Stanislaw Lem is a visionary polish writer of science fiction, philosopher known for his sarcasm and humour. In 1996 he was named a Knight of the Order of the
White Eagle. His books have been translated into 41 languages and have sold over 27 million copies. He is perhaps best known as the author of the 1961 novel Solaris, which has been made into a feature film three times. In 1976 Theodore Sturgeon said that Lem was the most widely read science-fiction writer in the world. (Wikipedia)
He was born in 12 September 1921 in Poland. He was the son of Sabina Woller and Samuel Lem, a wealthy laryngologist and former physician in the Austro-Hungarian Army. Though raised a Roman Catholic, he later became an atheist. During World War II, as a Polish citizen with Jewish ancestry, Lem survived with fake papers, working as a car mechanic and welder. After relocating to Krakow after the war, he studied medicine but purposely failed so as not to be obliged to become a military doctor.
Today is the 60th anniversary of Stanislaw Lem’s first book publication. He produced a range of poems, essays and short stories during the late 1940s and 1950s but his first major work, Hospital of the Transfiguration, was only published in 1955 as the weight of ideological censorship began to lift following the death of the Joseph Stalin.
His first novel, ‘The Astronauts’ was forced to include many references to the “glorious future of communism” as Lem was writing during the Stalinism era, where all published work had to be approved by the communist regime.
In 1946, Lem literary work, at that time poetry, was first published as well as a series of US popular fiction ‘dime novels’. In the same year, Lem’s first science fiction work, The Man from Mars, was serialised in the magazine ‘New World of Adventures’.

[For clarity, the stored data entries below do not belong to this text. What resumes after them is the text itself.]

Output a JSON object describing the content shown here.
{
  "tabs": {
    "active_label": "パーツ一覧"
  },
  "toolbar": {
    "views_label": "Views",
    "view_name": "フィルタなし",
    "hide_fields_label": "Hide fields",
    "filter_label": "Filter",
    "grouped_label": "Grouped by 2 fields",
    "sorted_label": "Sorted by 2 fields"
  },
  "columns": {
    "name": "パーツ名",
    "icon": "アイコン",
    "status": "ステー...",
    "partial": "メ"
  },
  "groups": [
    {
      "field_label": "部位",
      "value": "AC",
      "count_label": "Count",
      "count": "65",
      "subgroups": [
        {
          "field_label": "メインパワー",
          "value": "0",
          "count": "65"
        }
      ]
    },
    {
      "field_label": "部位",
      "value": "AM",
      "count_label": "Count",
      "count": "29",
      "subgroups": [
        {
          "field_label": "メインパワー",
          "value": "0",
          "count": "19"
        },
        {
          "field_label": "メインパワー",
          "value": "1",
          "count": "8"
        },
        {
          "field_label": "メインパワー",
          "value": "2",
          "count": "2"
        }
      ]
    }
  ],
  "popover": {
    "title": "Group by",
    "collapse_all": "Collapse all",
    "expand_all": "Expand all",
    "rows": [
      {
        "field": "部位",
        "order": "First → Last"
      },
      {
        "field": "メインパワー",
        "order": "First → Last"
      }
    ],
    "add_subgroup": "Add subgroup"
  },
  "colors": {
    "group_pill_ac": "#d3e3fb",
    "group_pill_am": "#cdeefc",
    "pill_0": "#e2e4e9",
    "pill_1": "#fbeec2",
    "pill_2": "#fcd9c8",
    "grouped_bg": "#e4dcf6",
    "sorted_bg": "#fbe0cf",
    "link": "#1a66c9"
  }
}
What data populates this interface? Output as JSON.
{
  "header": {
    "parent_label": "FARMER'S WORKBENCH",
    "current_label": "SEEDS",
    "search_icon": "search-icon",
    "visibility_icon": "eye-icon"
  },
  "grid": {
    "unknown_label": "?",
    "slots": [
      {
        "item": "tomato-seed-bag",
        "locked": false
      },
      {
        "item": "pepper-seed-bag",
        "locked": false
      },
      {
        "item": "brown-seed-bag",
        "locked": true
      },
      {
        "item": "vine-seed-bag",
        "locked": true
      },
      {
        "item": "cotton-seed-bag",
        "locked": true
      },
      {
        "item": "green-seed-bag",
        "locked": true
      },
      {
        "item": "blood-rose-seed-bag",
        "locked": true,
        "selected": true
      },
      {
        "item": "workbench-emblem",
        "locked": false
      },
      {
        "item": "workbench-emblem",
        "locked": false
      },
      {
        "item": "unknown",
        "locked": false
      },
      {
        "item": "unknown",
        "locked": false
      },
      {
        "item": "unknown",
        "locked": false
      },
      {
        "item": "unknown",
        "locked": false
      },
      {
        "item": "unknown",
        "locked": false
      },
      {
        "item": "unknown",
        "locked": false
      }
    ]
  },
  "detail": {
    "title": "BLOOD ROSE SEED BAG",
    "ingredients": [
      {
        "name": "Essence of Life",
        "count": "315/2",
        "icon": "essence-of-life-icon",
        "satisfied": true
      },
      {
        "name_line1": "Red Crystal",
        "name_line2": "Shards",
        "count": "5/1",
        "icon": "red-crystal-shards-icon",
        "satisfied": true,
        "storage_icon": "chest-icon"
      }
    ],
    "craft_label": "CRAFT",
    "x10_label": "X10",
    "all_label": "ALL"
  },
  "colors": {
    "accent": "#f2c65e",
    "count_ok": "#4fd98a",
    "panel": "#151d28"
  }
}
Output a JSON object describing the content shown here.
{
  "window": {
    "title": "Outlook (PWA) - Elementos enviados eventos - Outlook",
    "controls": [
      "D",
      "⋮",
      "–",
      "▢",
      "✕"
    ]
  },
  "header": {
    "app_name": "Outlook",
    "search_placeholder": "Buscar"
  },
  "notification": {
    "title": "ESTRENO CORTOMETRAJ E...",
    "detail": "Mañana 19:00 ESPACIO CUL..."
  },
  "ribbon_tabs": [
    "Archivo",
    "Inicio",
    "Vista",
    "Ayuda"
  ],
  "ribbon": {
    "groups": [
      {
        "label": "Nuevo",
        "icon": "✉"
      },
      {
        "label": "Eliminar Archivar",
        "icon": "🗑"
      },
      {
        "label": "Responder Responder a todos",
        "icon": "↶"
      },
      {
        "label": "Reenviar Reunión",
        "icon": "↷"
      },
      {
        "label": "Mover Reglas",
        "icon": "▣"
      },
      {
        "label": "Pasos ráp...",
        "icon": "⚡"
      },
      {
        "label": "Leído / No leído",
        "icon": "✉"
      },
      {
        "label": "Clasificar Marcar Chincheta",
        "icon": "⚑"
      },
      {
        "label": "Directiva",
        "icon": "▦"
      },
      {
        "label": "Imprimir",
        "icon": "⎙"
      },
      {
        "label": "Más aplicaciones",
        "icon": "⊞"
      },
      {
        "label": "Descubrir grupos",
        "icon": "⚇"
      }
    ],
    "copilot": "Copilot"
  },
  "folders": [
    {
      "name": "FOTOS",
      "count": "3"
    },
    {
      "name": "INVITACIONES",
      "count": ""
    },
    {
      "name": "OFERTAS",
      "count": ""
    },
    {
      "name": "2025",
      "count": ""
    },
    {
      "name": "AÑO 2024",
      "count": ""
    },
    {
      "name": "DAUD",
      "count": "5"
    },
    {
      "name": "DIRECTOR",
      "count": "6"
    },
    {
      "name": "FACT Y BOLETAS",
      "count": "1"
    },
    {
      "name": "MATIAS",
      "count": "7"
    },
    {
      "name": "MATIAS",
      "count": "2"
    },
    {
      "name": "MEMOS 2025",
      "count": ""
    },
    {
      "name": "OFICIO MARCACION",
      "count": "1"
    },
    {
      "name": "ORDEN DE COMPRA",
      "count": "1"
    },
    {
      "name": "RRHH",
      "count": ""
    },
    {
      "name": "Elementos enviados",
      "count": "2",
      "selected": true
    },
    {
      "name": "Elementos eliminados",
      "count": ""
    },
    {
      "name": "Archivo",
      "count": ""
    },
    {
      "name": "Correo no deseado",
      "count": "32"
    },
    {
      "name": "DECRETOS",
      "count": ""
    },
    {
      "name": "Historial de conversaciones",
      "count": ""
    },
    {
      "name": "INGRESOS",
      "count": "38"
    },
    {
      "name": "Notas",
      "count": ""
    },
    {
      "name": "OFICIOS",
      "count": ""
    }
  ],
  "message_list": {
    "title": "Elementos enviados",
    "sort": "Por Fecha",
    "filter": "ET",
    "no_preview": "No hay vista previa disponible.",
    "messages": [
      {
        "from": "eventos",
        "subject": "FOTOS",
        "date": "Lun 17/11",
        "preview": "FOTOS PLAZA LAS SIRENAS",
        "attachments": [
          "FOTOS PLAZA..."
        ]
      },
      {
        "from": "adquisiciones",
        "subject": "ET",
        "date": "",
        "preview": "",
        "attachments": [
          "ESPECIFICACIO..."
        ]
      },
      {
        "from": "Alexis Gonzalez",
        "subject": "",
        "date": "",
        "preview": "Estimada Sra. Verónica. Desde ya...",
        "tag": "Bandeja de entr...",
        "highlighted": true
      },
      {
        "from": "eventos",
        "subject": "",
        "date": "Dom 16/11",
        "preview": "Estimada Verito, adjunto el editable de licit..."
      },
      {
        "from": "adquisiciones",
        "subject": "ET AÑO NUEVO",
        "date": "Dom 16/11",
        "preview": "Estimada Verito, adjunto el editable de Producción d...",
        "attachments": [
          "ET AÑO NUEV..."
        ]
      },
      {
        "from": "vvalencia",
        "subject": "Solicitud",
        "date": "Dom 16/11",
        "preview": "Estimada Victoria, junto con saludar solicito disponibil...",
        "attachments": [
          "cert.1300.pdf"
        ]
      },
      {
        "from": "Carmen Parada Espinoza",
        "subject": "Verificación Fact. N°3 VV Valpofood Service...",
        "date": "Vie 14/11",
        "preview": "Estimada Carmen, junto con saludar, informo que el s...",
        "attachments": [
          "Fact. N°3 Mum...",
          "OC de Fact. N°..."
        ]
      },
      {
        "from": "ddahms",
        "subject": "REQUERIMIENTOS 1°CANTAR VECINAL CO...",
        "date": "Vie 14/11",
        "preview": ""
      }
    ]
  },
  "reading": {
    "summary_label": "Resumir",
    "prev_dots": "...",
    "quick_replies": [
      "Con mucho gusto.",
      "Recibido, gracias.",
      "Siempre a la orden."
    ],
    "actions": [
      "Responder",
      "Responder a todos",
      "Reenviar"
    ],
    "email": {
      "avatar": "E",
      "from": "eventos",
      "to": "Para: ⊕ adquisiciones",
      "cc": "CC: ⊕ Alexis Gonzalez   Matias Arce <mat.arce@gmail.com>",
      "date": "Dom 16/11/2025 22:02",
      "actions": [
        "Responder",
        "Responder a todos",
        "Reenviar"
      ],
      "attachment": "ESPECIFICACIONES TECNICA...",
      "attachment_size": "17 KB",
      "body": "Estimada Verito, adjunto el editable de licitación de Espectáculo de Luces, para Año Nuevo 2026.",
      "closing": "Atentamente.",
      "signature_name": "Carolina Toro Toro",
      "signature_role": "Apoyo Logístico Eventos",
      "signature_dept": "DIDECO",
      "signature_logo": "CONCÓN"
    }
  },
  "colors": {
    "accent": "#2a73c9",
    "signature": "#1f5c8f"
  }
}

The Cyberiad, published in 1965, was a key work, although Solaris remains Lem’s best known work first published in 1961, it was made into a film by the Russian director Andrei Tarkovsky in 1972 and by the US director Steven Soderbergh in 2002.
In 1973, Lem was made an honorary member of the Science Fiction Writers of America, despite being technically ineligible and his open criticism of American science fiction.
You can say that he was a man of action, world faced a great loss on 27 March 2006 when Lem died (at the age of 84) due to heart disease.